Quel est l’impact réel de la COVID-19 sur la consommation?
Olivier Schmouker|Publié le 09 avril 2020Portes closes depuis des semaines... (Photo: Barthelemy de Mazenod/Unsplash)
CHRONIQUE. Boutiques closes, chaînes de magasins fermées, galeries commerciales cadenassées,… Il est devenu impossible de magasiner depuis que l’économie du Québec a été mise sur pause par le premier ministre François Legault.
Quelle conséquence pour la consommation? Les achats que l’on faisait en magasin se font-ils désormais en ligne? Nos achats ont-ils plutôt fondu, à mesure que notre rythme de vie s’est mis à ralentir? Bref, connaissons-nous, vous comme moi, une mutation de l’homo consumericus que nous étions tous avant la pandémie du nouveau coronavirus?
Scott Baker est professeur de finance à l’École de management Kellogg à Evanston (États-Unis). Avec l’aide de quatre autres chercheurs – R.A. Farrokhnia, Steffen Meyer, Michaela Pagel et Constantine Yannelis -, il a signé la toute première étude sur l’impact de la COVID-19 sur la consommation des Américains. Celle-ci est intitulée «How Does Household Spending Respond to an Epidemic?
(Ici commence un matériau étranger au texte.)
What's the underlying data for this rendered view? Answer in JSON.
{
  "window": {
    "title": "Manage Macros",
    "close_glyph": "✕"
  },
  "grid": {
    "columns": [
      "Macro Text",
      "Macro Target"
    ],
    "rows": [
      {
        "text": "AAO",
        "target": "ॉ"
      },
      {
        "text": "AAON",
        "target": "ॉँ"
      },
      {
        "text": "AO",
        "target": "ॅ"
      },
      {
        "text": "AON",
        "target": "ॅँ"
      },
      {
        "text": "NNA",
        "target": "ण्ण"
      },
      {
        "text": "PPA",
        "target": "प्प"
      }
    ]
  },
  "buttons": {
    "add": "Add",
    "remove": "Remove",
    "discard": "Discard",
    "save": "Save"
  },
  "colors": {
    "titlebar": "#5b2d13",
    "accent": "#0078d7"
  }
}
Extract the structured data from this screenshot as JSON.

Consumption During the 2020 COVID-19 Pandemic». Et il en ressort que l’impact a été… carrément dévastateur!
Les cinq chercheurs ont eu accès aux dépenses effectuées par un échantillon représentatif des consommateurs américains à l’aide de leurs cartes bancaires. À toutes leurs dépenses effectuées depuis 2016 jusqu’à aujourd’hui (très précisément, jusqu’à la fin de mars 2020). L’idée était on ne peut plus simple : regarder si la consommation avait connu des modifications significatives depuis que nos voisins du Sud ont réalisé qu’ils étaient frappés de plein fouet par la pandémie.
Résultats? Tenez-vous bien avant de lire ce qui suit:
(Source: «How does household spending…»; Scott Baker, etc.; 2020)
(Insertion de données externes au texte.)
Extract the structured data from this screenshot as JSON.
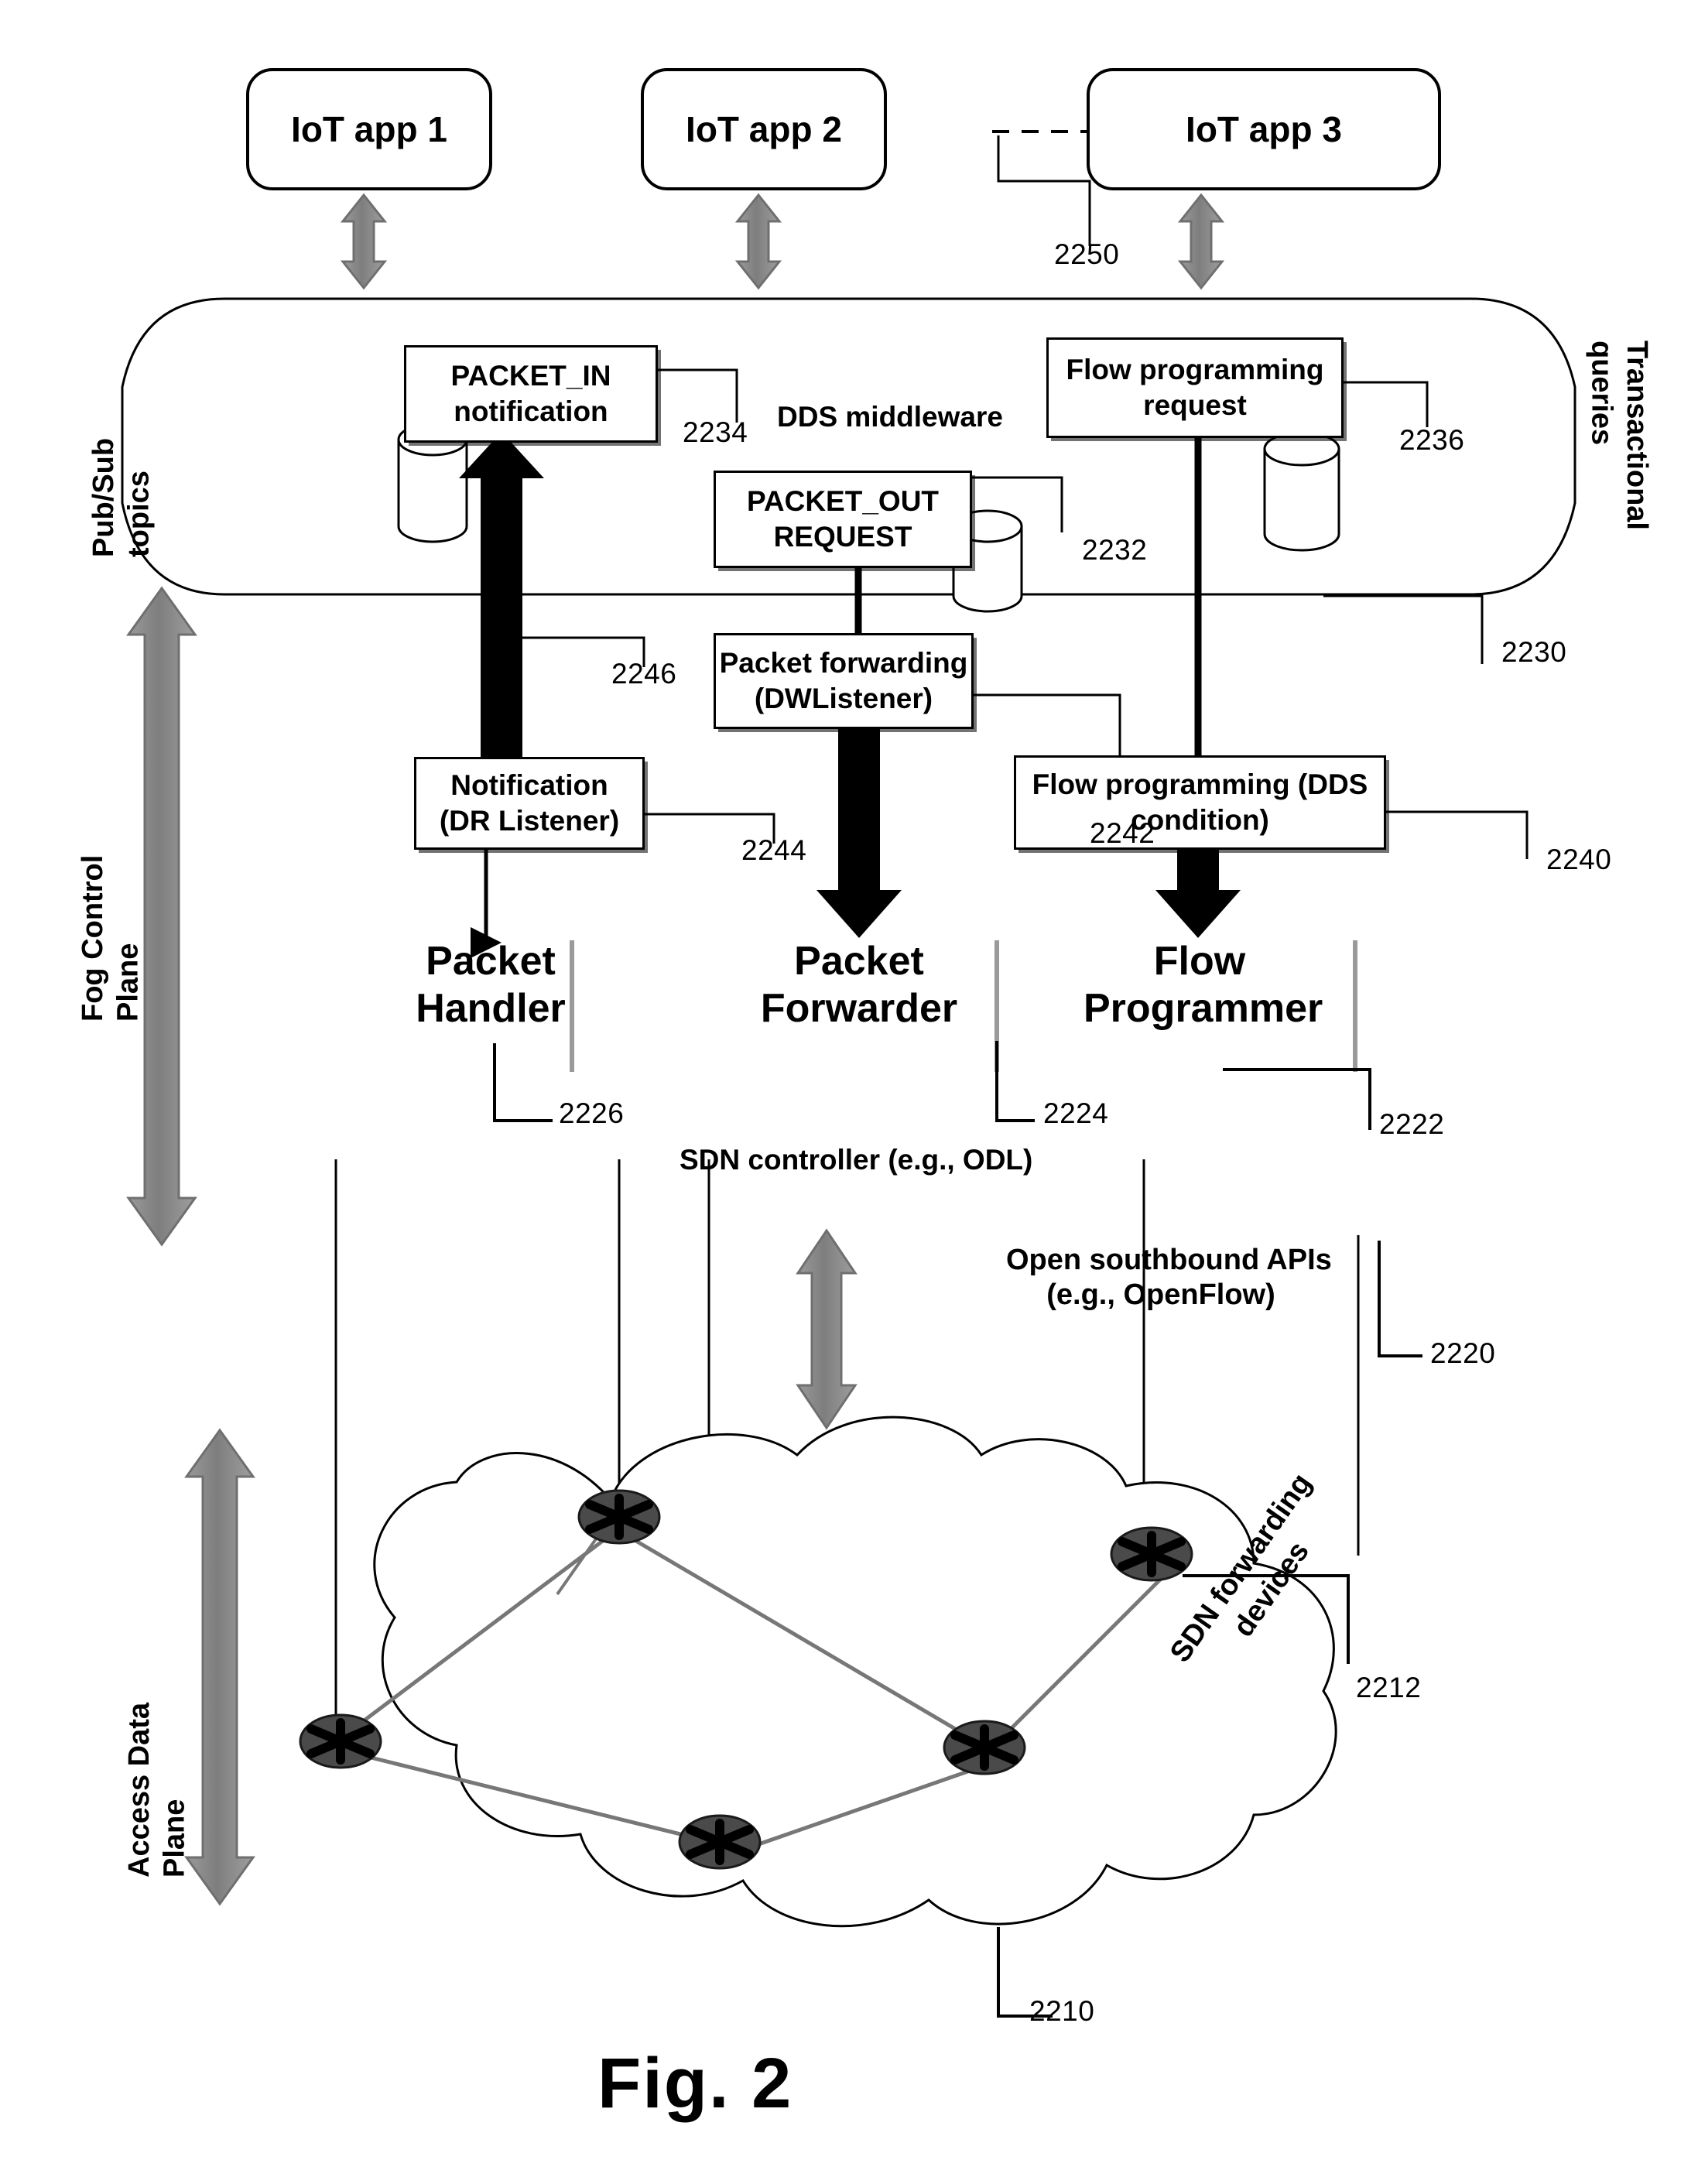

– D’abord, un bond spectaculaire. Dans un premier temps, les dépenses ont connu un «bond spectaculaire». C’est que les Américains se sont rués vers les biens de première nécessité (ex.: le fameux papier de toilette, mais aussi la farine, les pâtes alimentaires, etc.), et ont alors dépensé quasiment sans compter, en se disant qu’il valait mieux acheter maintenant que de souffrir de pénurie un peu plus tard. Entre le 26 février et le 11 mars, le bond a été de 50% par rapport à la même période de temps en 2019.
– Ensuite, une chute abyssale. Après ça, les dépenses des Américains se sont mises à fondre comme neige au soleil. En l’espace de trois semaines, elles ont tout bonnement chuté de 80%. Oui, vous avez bien lu, 80%. Comme s’ils avaient quasiment arrêté de consommer quoi que ce soit d’autre que les biens nécessaires à la survie.
– Le cas symptomatique de la restauration. Quand on regarde les données un peu plus en détail, on note par exemple que les dépenses en restauration ont reculé du tiers en mars, d’une année sur l’autre; ce qui est énorme pour les Américains. Nombre d’entre eux étant récalcitrants à faire la cuisine eux-mêmes, ils ont continué à commander au volant et à se faire livrer à domicile, mais nettement moins que d’habitude.
– Un véritable effondrement. De manière générale, les cartes bancaires servent à présent beaucoup moins qu’auparavant. Entre le début et la fin de mars, le montant des dépenses effectuées par carte bancaire est quasiment quatre fois moindre. Oui, vous avez toujours bien lu, quatre fois moindre.
Ce qui signifie que les ventes en ligne, même si elles ont vraisemblablement augmenté par rapport à d’habitude – l’étude n’aborde pas ce point -, n’ont pas pris le pas sur les achats en magasin. Loin de là. En vérité, on assiste purement et simplement à un effondrement généralisé de la consommation.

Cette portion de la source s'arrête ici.